In syndromes of pediatric neuroimmunodegeneration (NID), certain neurons and T cells degenerate and disappear during early development at an accelerated rate without alerting the peripheral immune cells. Current studies of some of these NID syndromes suggest that the primary cause of neuronal and T cell death is an imbalanced cytokine signaling system with a dysfunctional redox status, and that the loss of T cells and neurons may be secondary to impaired functions of their accessory supportive cells.
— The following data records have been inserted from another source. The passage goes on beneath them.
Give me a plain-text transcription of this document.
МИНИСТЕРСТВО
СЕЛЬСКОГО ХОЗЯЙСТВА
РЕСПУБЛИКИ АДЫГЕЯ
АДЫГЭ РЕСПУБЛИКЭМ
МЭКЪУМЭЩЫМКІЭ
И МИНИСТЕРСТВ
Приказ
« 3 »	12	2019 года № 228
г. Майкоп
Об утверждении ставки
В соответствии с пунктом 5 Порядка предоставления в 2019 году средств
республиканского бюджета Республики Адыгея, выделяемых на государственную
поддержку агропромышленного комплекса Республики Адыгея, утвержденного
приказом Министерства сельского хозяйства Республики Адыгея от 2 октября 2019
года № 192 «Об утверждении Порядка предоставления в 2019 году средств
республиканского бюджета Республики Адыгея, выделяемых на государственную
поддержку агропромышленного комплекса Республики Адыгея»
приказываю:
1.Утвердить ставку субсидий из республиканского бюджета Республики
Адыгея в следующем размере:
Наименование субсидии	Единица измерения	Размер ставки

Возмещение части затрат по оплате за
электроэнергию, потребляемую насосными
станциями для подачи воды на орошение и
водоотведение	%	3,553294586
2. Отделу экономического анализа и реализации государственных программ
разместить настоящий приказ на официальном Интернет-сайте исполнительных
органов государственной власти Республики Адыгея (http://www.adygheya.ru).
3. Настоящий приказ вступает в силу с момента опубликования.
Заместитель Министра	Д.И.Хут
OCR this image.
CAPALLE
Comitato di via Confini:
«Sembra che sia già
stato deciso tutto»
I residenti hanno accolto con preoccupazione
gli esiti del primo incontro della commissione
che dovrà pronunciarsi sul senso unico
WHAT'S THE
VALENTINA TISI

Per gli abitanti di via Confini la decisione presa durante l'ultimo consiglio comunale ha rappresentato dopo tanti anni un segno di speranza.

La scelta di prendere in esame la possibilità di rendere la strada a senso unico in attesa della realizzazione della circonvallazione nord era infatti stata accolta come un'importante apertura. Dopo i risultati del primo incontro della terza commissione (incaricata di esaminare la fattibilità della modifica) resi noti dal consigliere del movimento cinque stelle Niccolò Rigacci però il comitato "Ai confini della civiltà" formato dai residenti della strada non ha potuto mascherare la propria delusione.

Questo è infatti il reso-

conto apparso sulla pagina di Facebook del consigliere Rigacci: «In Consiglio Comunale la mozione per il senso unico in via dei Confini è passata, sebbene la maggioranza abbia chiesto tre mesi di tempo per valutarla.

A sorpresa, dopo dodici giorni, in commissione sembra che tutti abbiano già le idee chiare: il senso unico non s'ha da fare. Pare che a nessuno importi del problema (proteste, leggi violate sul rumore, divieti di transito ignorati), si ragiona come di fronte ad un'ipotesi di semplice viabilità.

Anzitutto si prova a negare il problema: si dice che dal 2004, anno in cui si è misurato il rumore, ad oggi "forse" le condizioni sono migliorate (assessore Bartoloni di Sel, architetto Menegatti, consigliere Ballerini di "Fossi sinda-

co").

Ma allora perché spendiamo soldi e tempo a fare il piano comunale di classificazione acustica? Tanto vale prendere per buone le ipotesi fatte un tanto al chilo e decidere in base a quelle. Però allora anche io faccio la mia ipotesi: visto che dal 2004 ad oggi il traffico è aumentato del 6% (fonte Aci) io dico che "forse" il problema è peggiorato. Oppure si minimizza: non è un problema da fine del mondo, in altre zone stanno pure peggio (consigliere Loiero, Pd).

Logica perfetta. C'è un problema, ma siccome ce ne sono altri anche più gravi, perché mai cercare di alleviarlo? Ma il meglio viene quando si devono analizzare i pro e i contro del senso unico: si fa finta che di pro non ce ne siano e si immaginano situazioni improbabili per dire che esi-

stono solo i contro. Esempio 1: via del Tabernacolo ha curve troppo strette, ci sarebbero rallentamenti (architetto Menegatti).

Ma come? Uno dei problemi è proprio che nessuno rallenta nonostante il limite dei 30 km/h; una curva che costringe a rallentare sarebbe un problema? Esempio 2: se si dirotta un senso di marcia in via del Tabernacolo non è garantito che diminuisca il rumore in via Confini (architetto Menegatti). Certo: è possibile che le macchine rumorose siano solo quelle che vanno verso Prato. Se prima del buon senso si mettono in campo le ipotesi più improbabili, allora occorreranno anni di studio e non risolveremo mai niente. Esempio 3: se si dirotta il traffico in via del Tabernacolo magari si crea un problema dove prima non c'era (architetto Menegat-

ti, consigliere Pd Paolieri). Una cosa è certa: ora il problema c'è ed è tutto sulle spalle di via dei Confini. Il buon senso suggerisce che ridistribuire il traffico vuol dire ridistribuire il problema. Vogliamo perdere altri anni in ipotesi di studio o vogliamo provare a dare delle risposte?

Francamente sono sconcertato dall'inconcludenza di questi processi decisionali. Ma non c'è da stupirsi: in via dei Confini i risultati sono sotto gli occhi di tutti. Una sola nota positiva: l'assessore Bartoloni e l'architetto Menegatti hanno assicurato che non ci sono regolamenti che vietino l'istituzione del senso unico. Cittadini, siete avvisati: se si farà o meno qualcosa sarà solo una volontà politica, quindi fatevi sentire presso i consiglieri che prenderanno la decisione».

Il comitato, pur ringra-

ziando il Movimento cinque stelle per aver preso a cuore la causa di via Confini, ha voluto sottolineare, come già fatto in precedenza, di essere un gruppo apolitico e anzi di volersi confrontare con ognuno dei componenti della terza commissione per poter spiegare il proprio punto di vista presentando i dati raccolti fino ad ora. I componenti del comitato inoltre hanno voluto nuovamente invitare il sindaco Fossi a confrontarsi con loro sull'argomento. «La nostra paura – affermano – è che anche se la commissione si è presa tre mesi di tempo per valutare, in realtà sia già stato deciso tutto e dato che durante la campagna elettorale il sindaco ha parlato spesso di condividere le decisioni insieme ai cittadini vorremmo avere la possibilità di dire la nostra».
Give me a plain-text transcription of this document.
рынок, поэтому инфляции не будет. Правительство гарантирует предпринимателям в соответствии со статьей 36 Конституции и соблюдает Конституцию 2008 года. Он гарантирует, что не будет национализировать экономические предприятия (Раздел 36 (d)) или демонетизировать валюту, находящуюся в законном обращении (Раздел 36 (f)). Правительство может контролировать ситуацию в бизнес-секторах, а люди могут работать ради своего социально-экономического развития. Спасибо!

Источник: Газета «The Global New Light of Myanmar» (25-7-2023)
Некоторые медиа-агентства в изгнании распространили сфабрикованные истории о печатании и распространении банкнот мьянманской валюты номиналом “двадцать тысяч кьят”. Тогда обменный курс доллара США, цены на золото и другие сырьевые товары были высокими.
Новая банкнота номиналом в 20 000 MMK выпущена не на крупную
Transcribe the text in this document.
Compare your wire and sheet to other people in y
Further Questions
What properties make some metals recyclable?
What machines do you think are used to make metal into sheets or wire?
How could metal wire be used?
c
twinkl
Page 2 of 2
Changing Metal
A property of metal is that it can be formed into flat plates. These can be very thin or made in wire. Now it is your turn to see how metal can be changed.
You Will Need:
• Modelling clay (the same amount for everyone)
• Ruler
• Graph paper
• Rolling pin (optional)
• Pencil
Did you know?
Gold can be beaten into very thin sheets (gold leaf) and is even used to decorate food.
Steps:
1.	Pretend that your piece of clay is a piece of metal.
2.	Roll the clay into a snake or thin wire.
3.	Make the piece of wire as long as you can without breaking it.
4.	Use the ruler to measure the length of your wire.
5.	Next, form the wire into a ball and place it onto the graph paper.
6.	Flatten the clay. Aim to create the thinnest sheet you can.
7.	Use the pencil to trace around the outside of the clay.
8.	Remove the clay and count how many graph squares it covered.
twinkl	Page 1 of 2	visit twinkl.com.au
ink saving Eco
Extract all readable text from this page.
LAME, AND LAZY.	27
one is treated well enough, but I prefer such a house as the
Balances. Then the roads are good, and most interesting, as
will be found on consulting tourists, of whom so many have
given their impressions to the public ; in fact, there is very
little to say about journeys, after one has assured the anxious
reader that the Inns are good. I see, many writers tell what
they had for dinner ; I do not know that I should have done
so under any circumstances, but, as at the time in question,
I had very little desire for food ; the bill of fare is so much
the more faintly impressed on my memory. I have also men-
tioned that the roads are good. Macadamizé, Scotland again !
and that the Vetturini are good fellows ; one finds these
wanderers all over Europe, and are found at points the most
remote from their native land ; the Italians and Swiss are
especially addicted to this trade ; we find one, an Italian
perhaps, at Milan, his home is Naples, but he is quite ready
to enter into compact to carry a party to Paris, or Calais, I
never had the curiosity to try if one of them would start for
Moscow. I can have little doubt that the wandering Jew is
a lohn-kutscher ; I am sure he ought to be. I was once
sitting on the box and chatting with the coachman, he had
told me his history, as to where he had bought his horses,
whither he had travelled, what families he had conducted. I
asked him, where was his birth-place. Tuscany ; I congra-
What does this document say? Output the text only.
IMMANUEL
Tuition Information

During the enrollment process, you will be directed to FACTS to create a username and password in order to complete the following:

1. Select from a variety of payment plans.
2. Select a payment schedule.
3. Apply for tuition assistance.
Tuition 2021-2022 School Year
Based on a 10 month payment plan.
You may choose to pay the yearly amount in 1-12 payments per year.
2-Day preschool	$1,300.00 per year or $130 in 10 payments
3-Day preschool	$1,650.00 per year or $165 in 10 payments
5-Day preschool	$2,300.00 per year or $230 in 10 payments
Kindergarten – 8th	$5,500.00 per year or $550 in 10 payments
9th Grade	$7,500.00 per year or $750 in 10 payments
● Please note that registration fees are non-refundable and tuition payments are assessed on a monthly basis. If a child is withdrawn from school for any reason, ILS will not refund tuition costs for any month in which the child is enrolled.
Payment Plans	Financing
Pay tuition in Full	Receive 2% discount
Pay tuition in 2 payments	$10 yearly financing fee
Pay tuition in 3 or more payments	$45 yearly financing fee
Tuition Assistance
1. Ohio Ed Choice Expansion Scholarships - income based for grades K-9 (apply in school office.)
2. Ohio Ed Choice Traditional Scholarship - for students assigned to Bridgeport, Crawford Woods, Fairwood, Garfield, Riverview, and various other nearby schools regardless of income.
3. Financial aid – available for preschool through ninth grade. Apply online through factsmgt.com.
These dysfunctions include inappropriate production of developmental cytokines, inadequate secretion of reductants, and disregulation of excitotoxic amino acid metabolism. Two examples of pediatric NID in humans are ataxia telangiectasia and pediatric human immunodeficiency virus infection. An animal model is retrovirus-induced T and neuronal cell loss in neonatal mice infected with a neuroimmunopathogenic mutant, ts1, of the Moloney murine leukemia virus. Because both thymic and neuronal components share many growth factors and developmental signals, it is likely that disregulation of these signals would lead to concomitant dysfunction of neuronal and thymic cells. In this review, we focus on the pathogenic mechanisms involved in these developmental NID syndromes with the objective of identifying common pathogenic factors and pathways responsible for the concurrent losses of both neurons and T cells.